Burke is an excellent writer. His stories flow and keep the reader’s interest, and some passages are absolutely beautiful, and often funny. Loved the line "you hide your feelings like a cat in a spin dryer." I full intend to complete the series. The best volumes (of the one’s I have finished so far), in my estimation, are Neon Rain, Jolie Blon’s Bounce, Black Cherry Blues, In the Electric Mist with the Confederate Dead, Dixie City Jam, and A Morning for Flamingos. So, what’s to dislike?
In any series, especially a long-running one, the reader comes to expect a certain amount of repetition---the retelling of the character’s backstory (in this case, for example, such things as his father’s death; mother’s infidelity; wife’s murder; daughter’s rescue; relationship with Batist, Purcel, and other individuals). Burke always includes AA material, a reference to Evangeline, accounts of Robicheaux’s experiences on the bayou and battlefield, and widespread literary references.
It’s all good. But after a while some of Burke’s writing seems almost lazy (or his editor was too afraid to have him change things), as he often uses similar references and words, occasionally several times within an individual book. I wish I had started recording some passages. It is not that bothersome when an individual character uses the same words, but when several different characters use the same phrases in the same way in several different books. . .then I start to feel bothered. Some examples are: being "taken over the hurdles," "take the (marshmellows, mashed potatoes, marbles, rocks, etc) out of your mouth," "dimpled," "flecked," "hot pillow joint," etc. Pretty much, you know there will be a reference to fish "flopping," to an individual being turned into or worthy of being turned into soap (Holocaust-style), to dry lightening, to some sort of malfunction in one’s bowels, to nutria screaming, to a description of a poboy sandwich. Although my memory fails me, I think he even referenced the same song in several volumes.

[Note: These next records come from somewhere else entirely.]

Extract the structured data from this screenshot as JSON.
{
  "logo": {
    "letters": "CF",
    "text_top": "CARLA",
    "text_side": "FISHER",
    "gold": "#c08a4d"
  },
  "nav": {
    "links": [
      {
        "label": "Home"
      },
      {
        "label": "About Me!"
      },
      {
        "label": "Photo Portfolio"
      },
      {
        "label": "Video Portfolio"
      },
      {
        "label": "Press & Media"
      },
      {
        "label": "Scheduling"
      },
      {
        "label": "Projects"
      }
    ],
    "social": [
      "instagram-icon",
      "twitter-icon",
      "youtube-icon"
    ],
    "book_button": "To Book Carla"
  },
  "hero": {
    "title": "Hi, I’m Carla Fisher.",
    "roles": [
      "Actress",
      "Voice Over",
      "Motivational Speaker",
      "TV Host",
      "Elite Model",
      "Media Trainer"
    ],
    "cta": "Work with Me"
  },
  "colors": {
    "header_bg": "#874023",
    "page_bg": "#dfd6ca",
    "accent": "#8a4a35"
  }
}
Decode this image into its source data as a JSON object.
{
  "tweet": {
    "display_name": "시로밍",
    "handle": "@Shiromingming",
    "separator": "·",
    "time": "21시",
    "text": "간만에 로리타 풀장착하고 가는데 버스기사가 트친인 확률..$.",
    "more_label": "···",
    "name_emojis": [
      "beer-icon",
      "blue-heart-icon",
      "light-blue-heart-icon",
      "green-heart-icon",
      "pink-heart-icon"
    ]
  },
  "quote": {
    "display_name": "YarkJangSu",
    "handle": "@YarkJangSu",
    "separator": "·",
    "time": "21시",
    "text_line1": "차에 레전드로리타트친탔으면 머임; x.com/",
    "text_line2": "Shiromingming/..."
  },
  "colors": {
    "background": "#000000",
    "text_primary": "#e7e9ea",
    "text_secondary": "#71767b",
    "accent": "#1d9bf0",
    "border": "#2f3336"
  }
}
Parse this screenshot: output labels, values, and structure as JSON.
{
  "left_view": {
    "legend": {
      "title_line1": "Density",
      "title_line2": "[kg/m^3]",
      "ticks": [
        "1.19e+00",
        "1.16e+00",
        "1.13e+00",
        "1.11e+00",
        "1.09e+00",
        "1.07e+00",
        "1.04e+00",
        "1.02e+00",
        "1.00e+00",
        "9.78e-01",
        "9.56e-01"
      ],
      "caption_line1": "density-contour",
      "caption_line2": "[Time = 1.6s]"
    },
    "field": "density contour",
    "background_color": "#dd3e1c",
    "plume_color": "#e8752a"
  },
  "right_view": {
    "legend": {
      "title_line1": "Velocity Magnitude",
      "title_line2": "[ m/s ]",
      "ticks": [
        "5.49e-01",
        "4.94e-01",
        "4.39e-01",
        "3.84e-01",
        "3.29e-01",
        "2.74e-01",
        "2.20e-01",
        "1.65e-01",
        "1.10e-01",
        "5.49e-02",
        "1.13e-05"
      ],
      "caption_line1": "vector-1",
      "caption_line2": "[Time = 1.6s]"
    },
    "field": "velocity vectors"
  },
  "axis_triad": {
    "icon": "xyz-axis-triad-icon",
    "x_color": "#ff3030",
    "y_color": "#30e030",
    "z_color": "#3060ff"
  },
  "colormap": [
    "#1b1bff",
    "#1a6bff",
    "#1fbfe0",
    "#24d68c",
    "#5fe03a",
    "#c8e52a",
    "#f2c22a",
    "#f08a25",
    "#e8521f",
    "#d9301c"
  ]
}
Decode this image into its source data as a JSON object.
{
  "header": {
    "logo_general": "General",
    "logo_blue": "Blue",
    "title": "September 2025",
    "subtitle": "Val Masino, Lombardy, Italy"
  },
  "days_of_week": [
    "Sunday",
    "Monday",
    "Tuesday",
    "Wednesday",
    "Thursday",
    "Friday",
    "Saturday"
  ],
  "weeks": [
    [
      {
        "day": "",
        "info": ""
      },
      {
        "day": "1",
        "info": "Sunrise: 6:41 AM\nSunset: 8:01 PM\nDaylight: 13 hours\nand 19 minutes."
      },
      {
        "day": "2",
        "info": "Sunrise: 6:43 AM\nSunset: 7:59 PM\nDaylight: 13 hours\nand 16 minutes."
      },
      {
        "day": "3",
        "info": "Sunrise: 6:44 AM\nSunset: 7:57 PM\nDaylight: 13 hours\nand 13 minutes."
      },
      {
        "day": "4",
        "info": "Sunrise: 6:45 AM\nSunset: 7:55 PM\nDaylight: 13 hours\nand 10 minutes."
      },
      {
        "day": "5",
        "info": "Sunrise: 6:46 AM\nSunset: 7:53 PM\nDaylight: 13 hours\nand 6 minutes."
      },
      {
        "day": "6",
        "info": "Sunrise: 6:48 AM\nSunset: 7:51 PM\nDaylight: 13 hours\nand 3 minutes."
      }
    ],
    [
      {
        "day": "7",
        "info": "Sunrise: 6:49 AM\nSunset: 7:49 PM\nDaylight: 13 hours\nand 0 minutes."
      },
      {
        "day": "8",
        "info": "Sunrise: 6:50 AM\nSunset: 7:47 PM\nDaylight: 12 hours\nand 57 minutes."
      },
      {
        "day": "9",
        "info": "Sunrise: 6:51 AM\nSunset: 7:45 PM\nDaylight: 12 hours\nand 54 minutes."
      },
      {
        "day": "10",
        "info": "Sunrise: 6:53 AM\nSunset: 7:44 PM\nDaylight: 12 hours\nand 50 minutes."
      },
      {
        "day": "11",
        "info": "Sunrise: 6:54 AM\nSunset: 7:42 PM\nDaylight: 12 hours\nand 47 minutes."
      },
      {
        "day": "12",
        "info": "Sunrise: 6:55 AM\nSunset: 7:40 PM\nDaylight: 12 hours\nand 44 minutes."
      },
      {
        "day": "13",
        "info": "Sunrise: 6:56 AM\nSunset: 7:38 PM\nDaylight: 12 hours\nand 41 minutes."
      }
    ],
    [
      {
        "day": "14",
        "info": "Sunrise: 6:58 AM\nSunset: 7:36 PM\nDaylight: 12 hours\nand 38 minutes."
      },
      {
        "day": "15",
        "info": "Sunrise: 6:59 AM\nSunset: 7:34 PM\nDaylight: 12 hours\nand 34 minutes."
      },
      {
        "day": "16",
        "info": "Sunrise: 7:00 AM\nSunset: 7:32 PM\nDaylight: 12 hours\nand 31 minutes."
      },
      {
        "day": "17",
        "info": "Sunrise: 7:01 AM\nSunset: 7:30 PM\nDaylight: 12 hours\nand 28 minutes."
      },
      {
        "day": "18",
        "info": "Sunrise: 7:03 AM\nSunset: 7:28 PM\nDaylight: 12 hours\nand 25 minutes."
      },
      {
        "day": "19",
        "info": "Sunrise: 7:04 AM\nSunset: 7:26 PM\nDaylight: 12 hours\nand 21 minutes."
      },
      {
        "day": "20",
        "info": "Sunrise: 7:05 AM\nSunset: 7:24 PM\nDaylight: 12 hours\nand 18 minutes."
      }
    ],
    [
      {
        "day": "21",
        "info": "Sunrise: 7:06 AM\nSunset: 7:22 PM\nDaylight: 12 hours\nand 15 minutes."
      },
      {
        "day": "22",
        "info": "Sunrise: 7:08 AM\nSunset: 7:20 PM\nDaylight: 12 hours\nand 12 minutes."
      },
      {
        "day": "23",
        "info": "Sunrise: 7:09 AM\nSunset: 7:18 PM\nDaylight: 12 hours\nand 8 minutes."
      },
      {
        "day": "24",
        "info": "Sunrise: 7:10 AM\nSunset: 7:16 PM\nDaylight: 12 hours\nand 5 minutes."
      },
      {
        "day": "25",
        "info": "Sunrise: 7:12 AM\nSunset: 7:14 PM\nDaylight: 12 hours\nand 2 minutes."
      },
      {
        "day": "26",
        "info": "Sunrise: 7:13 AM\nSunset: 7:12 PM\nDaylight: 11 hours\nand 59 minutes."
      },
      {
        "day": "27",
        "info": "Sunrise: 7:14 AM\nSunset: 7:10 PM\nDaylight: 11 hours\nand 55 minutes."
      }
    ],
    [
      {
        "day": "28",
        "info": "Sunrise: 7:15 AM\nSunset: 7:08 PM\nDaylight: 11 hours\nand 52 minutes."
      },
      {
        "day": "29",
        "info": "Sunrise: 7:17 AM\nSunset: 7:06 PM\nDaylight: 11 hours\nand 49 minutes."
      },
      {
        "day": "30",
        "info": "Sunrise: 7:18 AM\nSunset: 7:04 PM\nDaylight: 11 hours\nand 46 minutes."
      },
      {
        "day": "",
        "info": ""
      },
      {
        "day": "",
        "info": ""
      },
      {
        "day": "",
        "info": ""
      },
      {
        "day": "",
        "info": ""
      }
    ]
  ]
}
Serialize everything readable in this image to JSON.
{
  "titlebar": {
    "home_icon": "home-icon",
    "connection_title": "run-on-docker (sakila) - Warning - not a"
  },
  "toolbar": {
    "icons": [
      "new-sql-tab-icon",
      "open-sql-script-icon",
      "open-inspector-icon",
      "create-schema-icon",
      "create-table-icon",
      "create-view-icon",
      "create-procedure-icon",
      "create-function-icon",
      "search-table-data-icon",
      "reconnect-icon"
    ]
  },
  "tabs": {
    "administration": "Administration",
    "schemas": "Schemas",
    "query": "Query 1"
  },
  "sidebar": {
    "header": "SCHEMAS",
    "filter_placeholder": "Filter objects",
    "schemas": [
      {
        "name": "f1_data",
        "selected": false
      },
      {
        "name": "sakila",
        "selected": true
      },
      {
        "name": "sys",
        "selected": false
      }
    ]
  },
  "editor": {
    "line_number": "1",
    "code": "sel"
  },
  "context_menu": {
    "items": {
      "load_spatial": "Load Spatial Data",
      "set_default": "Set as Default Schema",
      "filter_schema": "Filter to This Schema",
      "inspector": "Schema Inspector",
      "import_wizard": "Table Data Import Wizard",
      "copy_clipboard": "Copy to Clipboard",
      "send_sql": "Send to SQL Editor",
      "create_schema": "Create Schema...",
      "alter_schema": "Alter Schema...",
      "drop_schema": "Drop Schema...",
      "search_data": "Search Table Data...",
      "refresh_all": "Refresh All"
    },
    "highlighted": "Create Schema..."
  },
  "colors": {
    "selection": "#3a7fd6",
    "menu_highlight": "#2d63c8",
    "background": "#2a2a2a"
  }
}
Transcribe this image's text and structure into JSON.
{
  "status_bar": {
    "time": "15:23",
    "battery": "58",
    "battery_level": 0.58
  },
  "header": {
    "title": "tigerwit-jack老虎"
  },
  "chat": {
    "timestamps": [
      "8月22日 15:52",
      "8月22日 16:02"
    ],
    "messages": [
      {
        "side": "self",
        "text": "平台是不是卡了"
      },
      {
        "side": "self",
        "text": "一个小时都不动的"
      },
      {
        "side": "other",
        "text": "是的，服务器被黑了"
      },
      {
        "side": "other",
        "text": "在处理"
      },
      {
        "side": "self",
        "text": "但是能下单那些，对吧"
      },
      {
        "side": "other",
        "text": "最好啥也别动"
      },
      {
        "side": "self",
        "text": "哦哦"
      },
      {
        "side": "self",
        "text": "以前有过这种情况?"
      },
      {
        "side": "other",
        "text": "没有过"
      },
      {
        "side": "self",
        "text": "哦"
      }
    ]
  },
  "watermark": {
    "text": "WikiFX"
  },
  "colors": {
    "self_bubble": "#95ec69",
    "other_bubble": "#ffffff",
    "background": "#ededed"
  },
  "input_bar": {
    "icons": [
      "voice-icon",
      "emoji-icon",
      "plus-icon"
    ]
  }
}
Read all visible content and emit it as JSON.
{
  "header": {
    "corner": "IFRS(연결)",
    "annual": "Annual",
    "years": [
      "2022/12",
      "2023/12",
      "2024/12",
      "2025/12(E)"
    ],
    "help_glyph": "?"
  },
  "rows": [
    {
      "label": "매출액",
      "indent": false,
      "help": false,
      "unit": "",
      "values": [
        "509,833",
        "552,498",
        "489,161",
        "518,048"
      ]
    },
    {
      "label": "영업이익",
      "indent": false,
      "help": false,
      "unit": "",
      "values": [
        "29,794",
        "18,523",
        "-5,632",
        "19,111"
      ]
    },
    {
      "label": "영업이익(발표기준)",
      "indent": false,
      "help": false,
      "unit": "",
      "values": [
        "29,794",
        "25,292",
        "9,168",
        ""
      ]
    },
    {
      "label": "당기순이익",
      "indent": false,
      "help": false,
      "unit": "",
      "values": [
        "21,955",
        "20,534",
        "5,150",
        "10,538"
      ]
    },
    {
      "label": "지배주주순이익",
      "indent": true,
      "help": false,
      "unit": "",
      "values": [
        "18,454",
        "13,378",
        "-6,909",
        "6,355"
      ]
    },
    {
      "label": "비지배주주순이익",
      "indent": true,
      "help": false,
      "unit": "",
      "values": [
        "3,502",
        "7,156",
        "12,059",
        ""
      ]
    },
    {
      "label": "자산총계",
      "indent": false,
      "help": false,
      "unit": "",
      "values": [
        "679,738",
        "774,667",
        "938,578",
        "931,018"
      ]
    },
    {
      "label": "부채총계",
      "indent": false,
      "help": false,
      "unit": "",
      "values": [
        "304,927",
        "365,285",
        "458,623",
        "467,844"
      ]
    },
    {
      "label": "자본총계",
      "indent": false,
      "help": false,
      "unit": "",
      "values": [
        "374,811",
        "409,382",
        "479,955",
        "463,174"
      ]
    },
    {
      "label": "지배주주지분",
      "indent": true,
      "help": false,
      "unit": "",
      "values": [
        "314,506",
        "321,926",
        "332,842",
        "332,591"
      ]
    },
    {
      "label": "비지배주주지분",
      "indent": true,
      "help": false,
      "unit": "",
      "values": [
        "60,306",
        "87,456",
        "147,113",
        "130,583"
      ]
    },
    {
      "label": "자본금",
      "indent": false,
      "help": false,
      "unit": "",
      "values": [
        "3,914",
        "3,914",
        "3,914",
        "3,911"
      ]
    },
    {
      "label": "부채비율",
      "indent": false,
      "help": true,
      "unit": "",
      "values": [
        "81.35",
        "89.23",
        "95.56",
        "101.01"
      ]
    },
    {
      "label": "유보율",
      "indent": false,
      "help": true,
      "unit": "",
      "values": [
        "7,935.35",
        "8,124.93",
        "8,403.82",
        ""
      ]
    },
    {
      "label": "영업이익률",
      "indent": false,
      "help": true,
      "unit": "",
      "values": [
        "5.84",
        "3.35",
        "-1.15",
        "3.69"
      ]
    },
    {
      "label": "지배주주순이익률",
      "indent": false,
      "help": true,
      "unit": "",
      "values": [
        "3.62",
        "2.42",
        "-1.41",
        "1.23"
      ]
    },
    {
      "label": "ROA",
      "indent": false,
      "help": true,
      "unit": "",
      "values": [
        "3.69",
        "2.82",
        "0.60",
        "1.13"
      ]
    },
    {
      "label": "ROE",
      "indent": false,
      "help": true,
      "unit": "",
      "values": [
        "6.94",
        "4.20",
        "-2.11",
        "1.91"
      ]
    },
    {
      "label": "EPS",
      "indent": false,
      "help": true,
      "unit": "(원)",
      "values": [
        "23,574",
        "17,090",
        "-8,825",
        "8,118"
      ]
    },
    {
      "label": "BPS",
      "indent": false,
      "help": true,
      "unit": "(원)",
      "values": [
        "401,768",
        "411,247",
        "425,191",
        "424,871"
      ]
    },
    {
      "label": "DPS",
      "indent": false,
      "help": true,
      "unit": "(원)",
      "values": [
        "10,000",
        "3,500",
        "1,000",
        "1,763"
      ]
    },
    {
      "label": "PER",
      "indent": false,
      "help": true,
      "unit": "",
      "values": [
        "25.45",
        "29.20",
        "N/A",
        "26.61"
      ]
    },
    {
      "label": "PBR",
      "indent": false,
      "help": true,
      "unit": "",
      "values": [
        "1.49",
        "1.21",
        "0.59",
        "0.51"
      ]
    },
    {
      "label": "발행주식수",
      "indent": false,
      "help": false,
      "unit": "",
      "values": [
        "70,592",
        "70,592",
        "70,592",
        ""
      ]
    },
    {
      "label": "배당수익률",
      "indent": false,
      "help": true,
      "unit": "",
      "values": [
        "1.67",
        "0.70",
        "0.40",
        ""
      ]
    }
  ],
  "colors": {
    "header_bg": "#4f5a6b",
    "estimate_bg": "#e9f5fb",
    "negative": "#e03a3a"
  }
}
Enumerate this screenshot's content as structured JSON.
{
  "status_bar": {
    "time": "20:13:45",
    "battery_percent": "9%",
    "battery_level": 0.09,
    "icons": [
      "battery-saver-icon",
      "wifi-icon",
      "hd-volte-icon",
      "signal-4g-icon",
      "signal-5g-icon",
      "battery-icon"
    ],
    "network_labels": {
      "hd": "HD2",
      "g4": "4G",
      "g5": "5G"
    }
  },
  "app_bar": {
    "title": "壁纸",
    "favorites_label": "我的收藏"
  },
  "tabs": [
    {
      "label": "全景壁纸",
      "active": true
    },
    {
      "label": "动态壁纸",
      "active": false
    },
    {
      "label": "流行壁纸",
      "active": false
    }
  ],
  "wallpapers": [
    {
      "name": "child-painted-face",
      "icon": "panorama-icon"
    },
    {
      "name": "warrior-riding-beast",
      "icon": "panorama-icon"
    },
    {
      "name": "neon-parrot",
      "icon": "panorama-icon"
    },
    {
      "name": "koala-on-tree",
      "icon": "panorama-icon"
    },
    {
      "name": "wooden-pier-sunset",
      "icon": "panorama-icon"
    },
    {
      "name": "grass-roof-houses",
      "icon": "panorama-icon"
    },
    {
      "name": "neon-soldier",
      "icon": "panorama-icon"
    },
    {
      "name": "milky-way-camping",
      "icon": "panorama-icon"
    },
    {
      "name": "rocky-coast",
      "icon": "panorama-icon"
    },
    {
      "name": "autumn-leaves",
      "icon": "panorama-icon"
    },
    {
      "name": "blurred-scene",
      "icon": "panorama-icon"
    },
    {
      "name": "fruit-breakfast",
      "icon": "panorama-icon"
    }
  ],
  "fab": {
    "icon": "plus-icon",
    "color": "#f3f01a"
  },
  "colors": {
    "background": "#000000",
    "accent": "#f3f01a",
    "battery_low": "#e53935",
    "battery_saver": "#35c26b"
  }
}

The other thing that bothers me, is race. Burke appears to be a social liberal, and I expect a protagonist telling a story to reflect viewpoints of his time and place, but every once in a while a passage (or utilization of a disturbing word) sets my skin on edge and strikes me as perhaps reflecting racist thinking in Burke. For instance, in one section in the last novel I read, while retelling a story of a black/white second-storey team, Burke complained that one couldn’t expect much from "watermelon pickers." Maybe it was just the way I read it. . .I hope so. But there have been several occasions when passages gave me pause.
Will I stop reading Burke. No. I really enjoy these stories.